Well, if Sarah Palin taught us anything, it is that nothing succeeds in American politics like quitting.
Like the evil alternate Spock? Actually the Van Dyke improved Spock’s appearance.
Nighters.
I’m thinking an Ambassadorship within three months.
niters WT
Trust me, the Dutch would just say “bitchslap” in English. They tell Belgian jokes over there that don’t even make sense in Dutch.
Probably to Dubai, Luxembourg, or Switzerland. Maybe the Grand Caymans.
After all, we know they tried something similar but to no avail, according to Admiral Sestak.
I think Tim and Harold should take up residence on St. Helena… permanently. I mean, if it was good enough for Napoleon.
Wow! I’d not seen that before. Thanks.
Yep, like referring to the Waffle-SS.
Jay Leno returns to the Tonight Show.
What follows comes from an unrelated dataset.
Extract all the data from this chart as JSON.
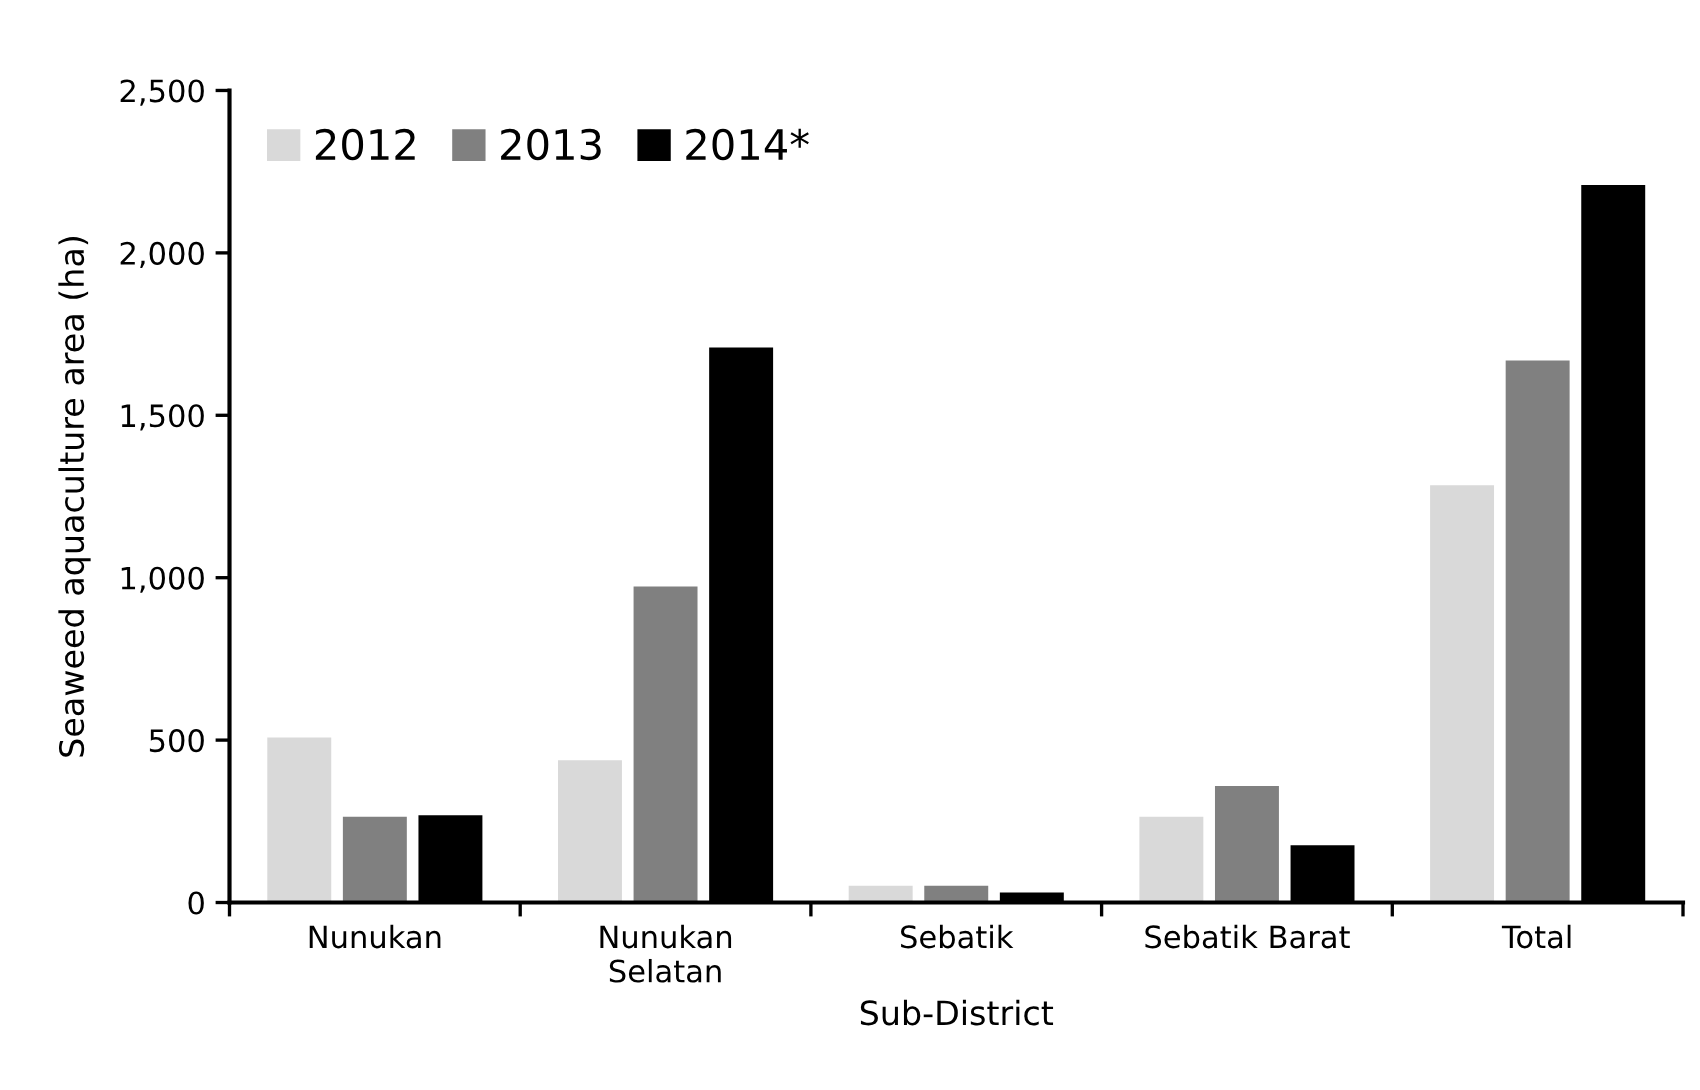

Good, now I can not watch him in a different time slot.
The “Incumbent Protection Racket Machine” is working overtime.
Mitch Stewart from OFA was here in Denver tonight producing the “How To Fuck Up Andy Romanoff’s Chances Against Michael Bennet in the March 16th Caucus.”
The whole apparatus was there, including Pat Wak. It’s maddening.
Even better, as I am already in bed by then.
He makes infomercials seem entertaining by comparison.
On the other hand, Blanche Lincoln actually has a a very credible progressive challenger.
And sleeping pills redundant.
Oh, good thought. White house involvement?
To be fair my basic cable doesn’t offer anything else at that time I’m tempted to watch. Thank goodness for Britcoms on DVD.
The WH ought to offer Blanche an ambassadorship.
I actually watch very little TV other than the news and some shows on the Food Network and PBS.
Yes, and the WH/OFA machine is backing Lincoln.
Somehow they got Terrible Harold to back off Gillibrand (Clinton’s replacement). They can’t buy off Andy, so the machine is in full on rude caucus maneuver mode for Bennet (Salazar’s replacement.)
It’s impressive what the WH/OFA/Payola machine can do when it wants to do something.
It’s depressing to see that they only use this machine for no-good purposes. Blech.
I think they might enjoy watching her get reamed by an outsider. I know I would.
Time for me to toddle off. Take care all.
Buzz Aldrin will be a contestant on Dancing With The Stars. American pop culture has officially reached rock bottom.
niters
A little parting gift which sort of matches my attitude.
If he would perform that at the CMAs I’d actually watch. Safe to say that isn’t likely to happen.
I feel strangely unsettled because I agree with Tancredo about Palin and McCain. Must need meds.
I’d love to see it. As long as he can win in November…we know Blanche can’t.
nite dd
Re: Tancredo: apparently even a stark raving mad squirrel occasionally finds an acorn.
What? Oh -Well, without looking it up, I guess bitchslap in Dutch is, well, “bitchslap.” Same pronunciation and everything. Practically the same language as English.
OK – I’m going back to sleep now. See you next year.
Pleasant dreams -
Where’s the answer page?
not to be mean, but TPM headline “Harold Ford Passes on Senate Race” could be shortened by two words with little notice.
NYT on the Coffee Party.
I’m in.
Hey! Nice to see you.
hey there! been pretty scarce lately. how goes?
LH — put Inherit the Wind on your netflix queue — it’s one of the best
All’s well here. How about you?
hanging in there, slowing emerging somewhat bruised from economic doldrums. can’t complain (well I could, but that would be boring…). cheers!
teef slaan?
“Or is he so blinded by his own stupidity that he believes just because he doesn’t know how to use teh Google”
They don’t use Google. It does not give the white answers.
Ironic that Reagan threw insane folks onto the street only to see them quickly find a new home in the Republican party.
The inmates are running the asylum.
When I was in Paris, I got exactly two English-language channels — CNN International and BBC World.
Thank God for Netflix. They even have both “Allo Allo” and “Fawlty Towers” (AND “Dr. Who”)!
When I was in Brussels, I had some American visitors staying with me. We had one of the Dutch/Flemish stations on one evening and response from one of my visitors was “why don’t I understand this?” Many of the sounds in Dutch are the same as, or very close to, those in English.